In the Braveheart play, four boys take the field – two from each team, a goalie and an offensive player. First team that scores, wins.

On this, the last game of the season, I saw my son trot to the center line, the designated offensive player for our team. Apparently, he’d volunteered for this role. He was up against a fifth grader, a boy who was a year older, a year bigger than my son.

I was worried. Very worried. We’d seen this play just once before, last year, and it was exceptionally stressful to watch. And at that game, my son was not on the field.

Now he was the sole offensive player, THE boy who needed to score if his team was to win.

The ref dropped the ball. The fifth grader hustled and pushed and it looked grim for a minute. But my son did not give up. He pushed back. He fought for the ball.

And he came up with the ball. And he swiftly ran toward the goal. Crowd was screaming. I was screaming. He lined up the shot.

And missed.

The goalie ran out of the goal cage, got the ball, tossed it to his teammate.

My son hustled, but could not catch up. The boy threw the ball at our goalie.

And scored.

We lost.

And I realized why the Braveheart was given that name: if you lose, you feel as eviscerated as Mel Gibson’s character at the end of Braveheart, the award-winning bio pic about Scotsman William Wallace.

My son was devastated. Crushed. Feeling like he’d failed, that he’d let his team down.

He held it together until we got to the car, and then the tears came. So I said the only thing a mother could possible say in this situation.

“I’m so very proud that you volunteered for that exceptionally challenging play.”

And I was proud. I was proud that when a difficult moment came for the team, my son put himself into consideration. I was proud that he did not hide from the challenge. I was proud that the coach felt he was capable enough to be put into the Braveheart play. I was proud that he out-hustled the older boy at the face off.

For all those reasons, I was proud. But still, watching my boy lose was painful to watch.

We engage in sports for fun, for the physical activity, to pursue something we enjoy. But sometimes, we learn lessons that can be painful. We learn that showing up doesn’t guarantee a medal. We learn that even when we hustle to the point of exhaustion, the opponent can still out-hustle us.

We learn what it means to lose.

Losing sucks.

But in life, losing is inevitable. You simply cannot win every game every time.

What I want my son to know is that losing means defeat only if we decide to give up as a result of the loss. Losing should inspire us to work harder to achieve our goals and experience success. Losing us should force us to take stock of what we really and truly want out of our life, how we really want to expend our energy.

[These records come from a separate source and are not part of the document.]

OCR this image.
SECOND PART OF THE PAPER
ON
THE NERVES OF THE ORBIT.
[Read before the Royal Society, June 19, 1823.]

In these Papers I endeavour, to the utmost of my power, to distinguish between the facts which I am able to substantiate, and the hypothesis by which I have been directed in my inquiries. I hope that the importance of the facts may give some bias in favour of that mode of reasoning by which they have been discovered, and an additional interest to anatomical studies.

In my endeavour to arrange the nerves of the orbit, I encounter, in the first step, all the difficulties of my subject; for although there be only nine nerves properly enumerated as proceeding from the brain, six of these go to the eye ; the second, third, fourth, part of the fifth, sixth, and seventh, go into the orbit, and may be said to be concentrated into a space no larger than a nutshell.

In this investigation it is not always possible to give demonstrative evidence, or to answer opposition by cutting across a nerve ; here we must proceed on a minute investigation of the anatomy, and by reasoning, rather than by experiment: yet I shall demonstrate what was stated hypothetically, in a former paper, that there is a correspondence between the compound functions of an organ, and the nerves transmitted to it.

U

Spring lacrosse started this week. My son is out there on the field, working hard to improve his game. I know that as a parent of an athlete, there are more Braveheart moments in my future. I know that all I want is to experience the same kind of pride I felt when I watched my son during the final moments of the last game of the winter season.

I was proud because he worked hard and gave it his all. That made him a winner in the eyes of his mother.